Kuzey Afrika eski Kuzey Afrika değil.

Kendiliğinden olmadığına inandığım bu değişim rüzgarı, zaman zaman tayfun hızıyla başka coğrafyaları da sarsıyor.

Avrupa ülkeleri ekonomik kriz nedeniyle sarsılıyor.

Sadece ekonomisi alarm veren ülkeler değil, Avrupa Birliği’nin ağır topları da diken üzerinde.

Fransa’da son bir hafta içinde yaşanan gelişmeler, Avrupa’da, ne yazık ki, alıcı bulabileceğine inanılan aşırı sağcı hatta ırkçı yaklaşımların eskisinden daha rahat ifade edilebileceğini gösterdi.

Ankara’daki gelişmelerden pek dikkatimizi Paris’e veremedik ama Fransa Meclisi, İçişleri Bakanı Claude Gueant’ın sözlerini Nazilerle bağdaştıran bir milletvekilinin açıklamaları nedeniyle karıştı. Bu sözleri protesto eden iktidar partisi milletvekilleri salonu terketti.

Gueant’ın sokaklarda namaz ve tesettür nedeniyle İslam medeniyetini kastedip, eleştirdikten sonra, “bizim medeniyetimiz üstündür” şeklindeki açıklamasının Nazilerin toplama kamplarına ilham veren açıklamalarından ne farkı olduğunu sormuştu Sosyalist Partili bir milletvekili.

İçişleri Bakanı Claude Gueant’ın Müslümanlarla ilgili sözlerini bu kez Cumhurbaşkanı Nicolas Sarkozy’nin işsizler ve göçmenlerle ilgili sözleri izledi. Sarkozy’nin Gueant’ın sözlerine imza attığını da dipnot düşelim.

Sarkozy, ülkedeki yabancı kökenlilerle ve oy kullanma haklarıyla ilgili bir referandum önerdi. İşsizlerin de önerilen işleri geri çevirme hakkı olup olmadığını sorguladı.

Detaylarda boğulmaya gerek yok, Fransa artık göçmenlere kapıyı göstermeye hazırlanıyor. İkinci sınıf vatandaş olarak gördüğü ve pek çok meslek için şans tanımadığı yabancıları artık daha da alt katmanlara itiyor.

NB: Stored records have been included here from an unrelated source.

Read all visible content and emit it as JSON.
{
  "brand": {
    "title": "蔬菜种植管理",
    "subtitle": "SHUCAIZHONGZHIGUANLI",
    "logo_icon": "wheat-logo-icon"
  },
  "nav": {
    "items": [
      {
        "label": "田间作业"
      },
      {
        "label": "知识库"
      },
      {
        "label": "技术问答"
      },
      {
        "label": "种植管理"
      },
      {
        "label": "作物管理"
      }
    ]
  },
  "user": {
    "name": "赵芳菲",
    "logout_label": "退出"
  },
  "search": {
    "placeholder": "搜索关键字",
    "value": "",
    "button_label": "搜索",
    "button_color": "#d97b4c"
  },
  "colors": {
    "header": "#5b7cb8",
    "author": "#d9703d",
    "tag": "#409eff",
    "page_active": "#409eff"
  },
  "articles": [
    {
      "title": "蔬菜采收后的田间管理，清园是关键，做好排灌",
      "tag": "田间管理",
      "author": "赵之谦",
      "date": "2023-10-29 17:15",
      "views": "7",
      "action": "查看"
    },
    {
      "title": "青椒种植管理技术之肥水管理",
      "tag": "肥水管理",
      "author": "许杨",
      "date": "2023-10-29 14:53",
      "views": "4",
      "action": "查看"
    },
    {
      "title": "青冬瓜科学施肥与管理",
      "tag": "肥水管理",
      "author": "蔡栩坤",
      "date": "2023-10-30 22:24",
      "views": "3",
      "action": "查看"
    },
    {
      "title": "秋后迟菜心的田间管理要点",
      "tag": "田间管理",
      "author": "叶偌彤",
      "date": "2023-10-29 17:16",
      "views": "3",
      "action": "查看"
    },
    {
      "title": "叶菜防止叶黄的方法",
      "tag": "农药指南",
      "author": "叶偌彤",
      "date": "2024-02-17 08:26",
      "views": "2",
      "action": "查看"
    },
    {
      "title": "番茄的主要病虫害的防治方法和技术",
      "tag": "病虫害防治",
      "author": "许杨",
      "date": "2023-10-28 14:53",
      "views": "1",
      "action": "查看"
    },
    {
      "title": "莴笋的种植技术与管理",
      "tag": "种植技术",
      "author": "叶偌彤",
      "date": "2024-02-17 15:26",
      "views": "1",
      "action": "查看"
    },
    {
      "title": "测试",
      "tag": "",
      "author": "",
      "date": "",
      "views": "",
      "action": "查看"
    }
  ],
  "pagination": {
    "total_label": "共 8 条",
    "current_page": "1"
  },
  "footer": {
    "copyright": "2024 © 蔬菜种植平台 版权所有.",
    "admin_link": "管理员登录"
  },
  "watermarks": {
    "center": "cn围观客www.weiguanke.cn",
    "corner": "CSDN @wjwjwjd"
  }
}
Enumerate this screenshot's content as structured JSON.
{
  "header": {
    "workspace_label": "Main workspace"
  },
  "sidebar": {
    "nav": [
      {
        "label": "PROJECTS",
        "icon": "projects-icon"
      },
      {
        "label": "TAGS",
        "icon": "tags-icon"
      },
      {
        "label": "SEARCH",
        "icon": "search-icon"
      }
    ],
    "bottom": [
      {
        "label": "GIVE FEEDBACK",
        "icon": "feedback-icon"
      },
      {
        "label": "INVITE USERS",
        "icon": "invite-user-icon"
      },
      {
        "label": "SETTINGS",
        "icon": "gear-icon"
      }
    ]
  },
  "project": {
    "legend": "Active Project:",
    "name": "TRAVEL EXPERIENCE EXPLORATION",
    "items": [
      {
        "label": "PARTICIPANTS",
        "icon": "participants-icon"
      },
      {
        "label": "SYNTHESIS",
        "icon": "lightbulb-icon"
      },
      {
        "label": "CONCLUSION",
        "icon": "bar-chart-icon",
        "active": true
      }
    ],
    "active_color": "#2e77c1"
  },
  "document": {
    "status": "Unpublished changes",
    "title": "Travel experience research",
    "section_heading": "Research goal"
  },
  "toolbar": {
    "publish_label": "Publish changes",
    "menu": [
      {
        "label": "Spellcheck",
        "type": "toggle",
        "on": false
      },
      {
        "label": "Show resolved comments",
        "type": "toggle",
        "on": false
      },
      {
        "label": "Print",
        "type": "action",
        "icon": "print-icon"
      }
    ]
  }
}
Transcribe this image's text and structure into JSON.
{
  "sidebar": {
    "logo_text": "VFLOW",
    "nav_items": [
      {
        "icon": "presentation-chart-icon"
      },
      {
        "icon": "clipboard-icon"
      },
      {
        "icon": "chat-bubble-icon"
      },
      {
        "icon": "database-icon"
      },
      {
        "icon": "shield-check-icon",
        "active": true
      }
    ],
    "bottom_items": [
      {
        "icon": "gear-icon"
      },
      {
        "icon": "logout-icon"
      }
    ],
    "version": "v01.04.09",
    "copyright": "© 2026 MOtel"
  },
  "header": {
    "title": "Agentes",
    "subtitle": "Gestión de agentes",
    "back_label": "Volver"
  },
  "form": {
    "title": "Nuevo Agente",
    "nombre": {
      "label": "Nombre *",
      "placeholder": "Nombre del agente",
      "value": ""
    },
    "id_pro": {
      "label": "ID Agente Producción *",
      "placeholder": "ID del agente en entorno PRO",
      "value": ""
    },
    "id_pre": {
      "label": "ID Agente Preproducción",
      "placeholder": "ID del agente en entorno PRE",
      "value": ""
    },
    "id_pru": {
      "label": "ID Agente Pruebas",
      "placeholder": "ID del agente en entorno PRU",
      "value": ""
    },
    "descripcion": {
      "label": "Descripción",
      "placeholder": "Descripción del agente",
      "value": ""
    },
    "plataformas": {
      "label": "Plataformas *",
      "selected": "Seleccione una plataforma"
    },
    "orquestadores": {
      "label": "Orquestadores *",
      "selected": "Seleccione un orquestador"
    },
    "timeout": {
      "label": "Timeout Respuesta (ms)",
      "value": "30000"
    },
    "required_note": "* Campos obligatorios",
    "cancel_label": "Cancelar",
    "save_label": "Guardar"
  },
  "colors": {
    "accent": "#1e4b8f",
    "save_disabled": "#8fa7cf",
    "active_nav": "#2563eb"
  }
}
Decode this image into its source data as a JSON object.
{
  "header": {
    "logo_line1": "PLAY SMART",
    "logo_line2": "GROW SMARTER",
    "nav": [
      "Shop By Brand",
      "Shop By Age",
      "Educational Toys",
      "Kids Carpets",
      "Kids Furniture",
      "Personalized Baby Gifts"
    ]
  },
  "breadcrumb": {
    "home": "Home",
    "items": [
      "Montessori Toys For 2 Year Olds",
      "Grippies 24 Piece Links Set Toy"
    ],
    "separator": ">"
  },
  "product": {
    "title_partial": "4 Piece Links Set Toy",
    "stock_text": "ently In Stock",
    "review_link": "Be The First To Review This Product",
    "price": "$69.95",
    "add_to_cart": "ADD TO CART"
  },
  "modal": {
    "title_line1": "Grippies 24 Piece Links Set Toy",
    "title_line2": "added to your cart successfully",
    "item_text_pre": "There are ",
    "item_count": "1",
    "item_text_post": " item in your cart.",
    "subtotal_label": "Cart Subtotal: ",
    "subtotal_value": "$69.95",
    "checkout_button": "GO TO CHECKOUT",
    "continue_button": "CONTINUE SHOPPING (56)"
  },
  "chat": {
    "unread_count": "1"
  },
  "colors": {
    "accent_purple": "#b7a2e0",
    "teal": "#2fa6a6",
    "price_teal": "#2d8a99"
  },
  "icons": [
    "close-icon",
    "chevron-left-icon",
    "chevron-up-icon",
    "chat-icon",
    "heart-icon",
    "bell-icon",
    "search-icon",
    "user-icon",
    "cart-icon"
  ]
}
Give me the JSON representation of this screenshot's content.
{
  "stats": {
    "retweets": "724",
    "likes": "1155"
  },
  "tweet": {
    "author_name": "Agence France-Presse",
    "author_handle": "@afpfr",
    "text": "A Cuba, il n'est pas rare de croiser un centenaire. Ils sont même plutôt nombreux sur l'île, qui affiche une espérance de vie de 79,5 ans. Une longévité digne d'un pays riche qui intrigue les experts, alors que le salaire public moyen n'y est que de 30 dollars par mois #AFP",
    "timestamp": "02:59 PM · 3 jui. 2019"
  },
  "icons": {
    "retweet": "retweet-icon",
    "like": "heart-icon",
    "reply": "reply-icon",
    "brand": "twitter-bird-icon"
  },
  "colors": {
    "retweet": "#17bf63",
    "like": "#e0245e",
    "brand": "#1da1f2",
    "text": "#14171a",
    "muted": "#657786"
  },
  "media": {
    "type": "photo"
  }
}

Bunu elbette ülkedeki aşırı sağ oyları alabilmek ve Sosyalist Partili rakibini alt etmek için kullanıyor Sarkozy. Ama son yazılarımda da altını çizerek belirttiğim gibi bütün bunlar sadece seçim hesaplarıyla açıklanamaz. Türkiye’nin AB üyeliğine karşı çıkan Sarkozy, aynı ayrımcı noktadan hareket ediyordu.

Avrupa’nın diğer ülkeleri de farklı değil. Aynı trend izleniyor yükselen yabancı düşmanlığına baktığımız zaman.

Kendisinden olmayana, alt tabakadaki göçmene, İslami sembollere tahammülsüzlük ve şiddete varan yabancı düşmanlığı işte hep bu ayrımcı bakış açılarından besleniyor.

Kuzey Afrika ve Ortadoğu ileri doğru tarihi bir süreçten geçerken, Avrupa da değerleriyle birlikte hızla uçurumun kenarına yaklaşıyor.